Remembering what I had heard him say while I’d been waking up, I felt my dumb heart turn to mush.
“Interesting,” the doc murmured. “And you really aren’t experiencing any dizziness or nausea?”
I shook my head. “I feel like someone who hasn’t moved in four days.”
“Which would be common for anyone inactive for that long. You may still experience muscle weakness for the next couple of hours, and you’ll probably still be tired, but I have good news for you both.”
“You do?” My brows lifted as I leaned against the headboard.
“Your vitals are almost perfect,” she said, folding up the stethoscope and slipping it into the front pocket of a black book bag. “I can see no overt signs of any type of illness.”
“What do you mean by ‘almost’ perfect?” Luc questioned, latching onto that one word.
“Well, her temperature is a little high.” She crossed one extraordinarily long, denim-clad leg over the other. “It’s about 101.2, but from what I know, Luxen, hybrid, and Origin temps all run higher than human, so considering that you aren’t quite human, that may not be abnormal at all.”
I glanced at Luc in surprise.
“I had to tell her about the serums,” Luc explained. “And what you are. I didn’t want her to attempt to treat you without knowing everything.”
“Doctor-client privilege is still a thing, even in Zone 3,” Dr. Hemenway advised. “You can trust that what we discuss here goes no further.”
“Okay.”
She tucked back a stray piece of hair behind her ear. “Full disclosure. I’m no alien-human hybrid specialist. Before everything went to hell in a handbasket here, I worked in human genetics—focusing mostly on cancer and hereditary diseases, which means I’ve had to dust off my med school days to be of any real help around here.”

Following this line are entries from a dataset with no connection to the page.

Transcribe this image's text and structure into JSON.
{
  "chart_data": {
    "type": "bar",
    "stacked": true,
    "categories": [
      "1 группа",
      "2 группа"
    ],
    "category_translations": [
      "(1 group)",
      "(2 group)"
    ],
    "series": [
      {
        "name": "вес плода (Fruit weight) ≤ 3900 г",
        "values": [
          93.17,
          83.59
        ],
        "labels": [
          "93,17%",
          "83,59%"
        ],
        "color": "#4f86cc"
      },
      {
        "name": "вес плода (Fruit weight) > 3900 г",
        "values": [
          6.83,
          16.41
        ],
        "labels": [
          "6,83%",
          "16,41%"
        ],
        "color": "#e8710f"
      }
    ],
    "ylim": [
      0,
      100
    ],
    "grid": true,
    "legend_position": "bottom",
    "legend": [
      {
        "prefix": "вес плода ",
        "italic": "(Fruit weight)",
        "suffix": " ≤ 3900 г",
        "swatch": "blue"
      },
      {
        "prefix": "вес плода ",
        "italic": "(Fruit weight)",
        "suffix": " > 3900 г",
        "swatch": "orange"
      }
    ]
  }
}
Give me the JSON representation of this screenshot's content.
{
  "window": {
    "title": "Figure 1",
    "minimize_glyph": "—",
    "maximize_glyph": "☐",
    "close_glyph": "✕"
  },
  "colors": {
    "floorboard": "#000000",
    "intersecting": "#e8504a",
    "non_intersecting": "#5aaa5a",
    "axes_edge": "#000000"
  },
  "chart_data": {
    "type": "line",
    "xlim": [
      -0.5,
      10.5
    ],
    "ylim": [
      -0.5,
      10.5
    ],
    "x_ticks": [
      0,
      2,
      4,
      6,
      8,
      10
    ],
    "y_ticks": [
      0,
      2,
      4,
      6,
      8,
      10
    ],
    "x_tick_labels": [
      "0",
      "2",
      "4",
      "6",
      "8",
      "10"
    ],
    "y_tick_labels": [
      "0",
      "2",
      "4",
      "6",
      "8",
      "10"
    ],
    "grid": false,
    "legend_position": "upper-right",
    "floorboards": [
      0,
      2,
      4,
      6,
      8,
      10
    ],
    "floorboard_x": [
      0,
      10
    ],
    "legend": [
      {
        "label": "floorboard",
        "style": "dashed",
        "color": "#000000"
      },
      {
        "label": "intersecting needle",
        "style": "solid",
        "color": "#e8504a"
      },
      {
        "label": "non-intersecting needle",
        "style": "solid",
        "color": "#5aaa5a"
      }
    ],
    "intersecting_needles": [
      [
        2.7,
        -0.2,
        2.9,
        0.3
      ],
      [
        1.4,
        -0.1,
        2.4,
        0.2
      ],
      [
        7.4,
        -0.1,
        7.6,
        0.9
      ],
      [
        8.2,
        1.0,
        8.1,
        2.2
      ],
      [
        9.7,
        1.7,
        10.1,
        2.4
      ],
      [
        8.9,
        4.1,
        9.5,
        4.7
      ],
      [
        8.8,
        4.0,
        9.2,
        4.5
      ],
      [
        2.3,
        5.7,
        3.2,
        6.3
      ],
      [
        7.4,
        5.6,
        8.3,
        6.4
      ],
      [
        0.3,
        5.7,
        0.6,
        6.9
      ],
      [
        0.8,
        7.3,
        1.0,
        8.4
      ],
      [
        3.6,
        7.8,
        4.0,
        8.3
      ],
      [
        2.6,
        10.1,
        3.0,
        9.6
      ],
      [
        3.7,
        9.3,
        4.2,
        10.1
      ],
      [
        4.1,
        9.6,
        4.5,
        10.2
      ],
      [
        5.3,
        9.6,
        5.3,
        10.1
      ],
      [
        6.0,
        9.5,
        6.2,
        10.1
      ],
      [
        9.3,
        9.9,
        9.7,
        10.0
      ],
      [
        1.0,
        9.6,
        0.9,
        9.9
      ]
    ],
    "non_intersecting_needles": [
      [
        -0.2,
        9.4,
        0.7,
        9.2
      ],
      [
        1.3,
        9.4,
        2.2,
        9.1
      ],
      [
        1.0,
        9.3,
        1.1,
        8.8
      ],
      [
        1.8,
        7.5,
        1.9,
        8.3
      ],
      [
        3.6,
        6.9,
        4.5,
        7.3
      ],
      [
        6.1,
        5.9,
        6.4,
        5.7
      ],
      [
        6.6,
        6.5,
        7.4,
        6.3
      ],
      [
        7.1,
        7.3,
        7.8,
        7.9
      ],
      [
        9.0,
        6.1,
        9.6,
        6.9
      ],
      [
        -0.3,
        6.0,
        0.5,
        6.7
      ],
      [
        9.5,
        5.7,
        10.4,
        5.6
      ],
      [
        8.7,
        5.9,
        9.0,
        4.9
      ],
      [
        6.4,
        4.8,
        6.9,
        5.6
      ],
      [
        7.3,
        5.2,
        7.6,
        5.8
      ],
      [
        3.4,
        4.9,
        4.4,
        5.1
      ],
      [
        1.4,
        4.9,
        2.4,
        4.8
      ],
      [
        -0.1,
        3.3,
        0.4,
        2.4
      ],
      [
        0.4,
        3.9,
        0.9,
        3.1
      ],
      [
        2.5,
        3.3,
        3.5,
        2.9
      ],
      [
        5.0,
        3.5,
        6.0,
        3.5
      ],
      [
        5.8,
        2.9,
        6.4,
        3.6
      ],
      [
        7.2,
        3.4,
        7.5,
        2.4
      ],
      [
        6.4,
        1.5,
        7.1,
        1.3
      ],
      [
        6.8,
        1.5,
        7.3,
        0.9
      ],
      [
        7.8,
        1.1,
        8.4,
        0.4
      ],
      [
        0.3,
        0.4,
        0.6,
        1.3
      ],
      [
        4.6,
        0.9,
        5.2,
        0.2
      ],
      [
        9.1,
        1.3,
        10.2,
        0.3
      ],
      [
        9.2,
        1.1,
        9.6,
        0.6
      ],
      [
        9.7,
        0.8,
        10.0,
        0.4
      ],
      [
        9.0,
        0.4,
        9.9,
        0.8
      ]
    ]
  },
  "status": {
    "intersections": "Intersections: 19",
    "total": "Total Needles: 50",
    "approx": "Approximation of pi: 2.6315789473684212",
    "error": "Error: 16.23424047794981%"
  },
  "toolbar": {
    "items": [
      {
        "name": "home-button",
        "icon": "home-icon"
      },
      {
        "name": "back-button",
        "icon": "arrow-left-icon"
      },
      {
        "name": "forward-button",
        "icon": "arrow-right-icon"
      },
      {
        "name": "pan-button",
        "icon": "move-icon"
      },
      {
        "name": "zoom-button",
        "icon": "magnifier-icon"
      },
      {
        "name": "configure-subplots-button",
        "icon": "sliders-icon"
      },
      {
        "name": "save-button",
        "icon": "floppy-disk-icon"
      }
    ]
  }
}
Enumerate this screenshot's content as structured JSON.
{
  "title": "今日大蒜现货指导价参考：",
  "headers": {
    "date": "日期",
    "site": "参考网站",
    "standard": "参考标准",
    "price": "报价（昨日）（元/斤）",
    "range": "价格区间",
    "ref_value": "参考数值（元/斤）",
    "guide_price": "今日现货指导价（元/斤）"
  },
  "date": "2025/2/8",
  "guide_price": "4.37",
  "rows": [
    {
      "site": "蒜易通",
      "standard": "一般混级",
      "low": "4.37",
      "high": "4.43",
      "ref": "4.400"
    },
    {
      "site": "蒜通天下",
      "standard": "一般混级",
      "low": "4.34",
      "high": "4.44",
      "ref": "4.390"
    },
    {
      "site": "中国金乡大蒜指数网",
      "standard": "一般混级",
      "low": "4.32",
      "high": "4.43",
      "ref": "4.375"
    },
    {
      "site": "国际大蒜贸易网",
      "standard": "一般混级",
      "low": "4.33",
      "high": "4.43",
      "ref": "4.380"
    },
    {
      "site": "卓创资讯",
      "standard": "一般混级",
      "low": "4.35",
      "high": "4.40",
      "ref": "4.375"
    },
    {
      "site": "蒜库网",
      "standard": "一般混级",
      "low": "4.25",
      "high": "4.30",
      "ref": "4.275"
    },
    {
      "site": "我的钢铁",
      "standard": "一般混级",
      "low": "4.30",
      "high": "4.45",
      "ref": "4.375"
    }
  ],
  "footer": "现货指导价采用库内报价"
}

“But we couldn’t have gotten luckier to have someone with her background,” Luc stated, and man, he couldn’t be more right. “We were planning to send those serums we found at April’s house to Viv.”
“I’m still upset that I can’t get my hands on them,” she said with a sigh. “How they concocted those serums is truly fascinating.”
I thought the how was a little horrifying, but whatever.
“I’ve been able to study the LH-11 and the Prometheus serum,” she continued. “Well, to the best of my ability with the limited access to the necessary equipment and power to be able to use said equipment.” Dr. Hemenway folded her hands on her bent knee. “I’ve been able to learn a lot from the Luxen and the others—the ones who’ve let me tinker around with them to satisfy my own curiosity. Y’all have some bizarre genetics going, so there is a whole hell of a lot I don’t know. And on top of that, I’ve never seen a Luxen or Arum hybrid. Luc over here isn’t the special snowflake anymore.”
A slow grin tugged at my lips.
Luc pouted. “No matter what you say, I am still a snowflake, unique and pure.”
Dr. Hemenway snorted. “Luc also gave me a background on your health before…”
When she trailed off into awkward uncertainty, I filled in the rest for her. “When I was Nadia?”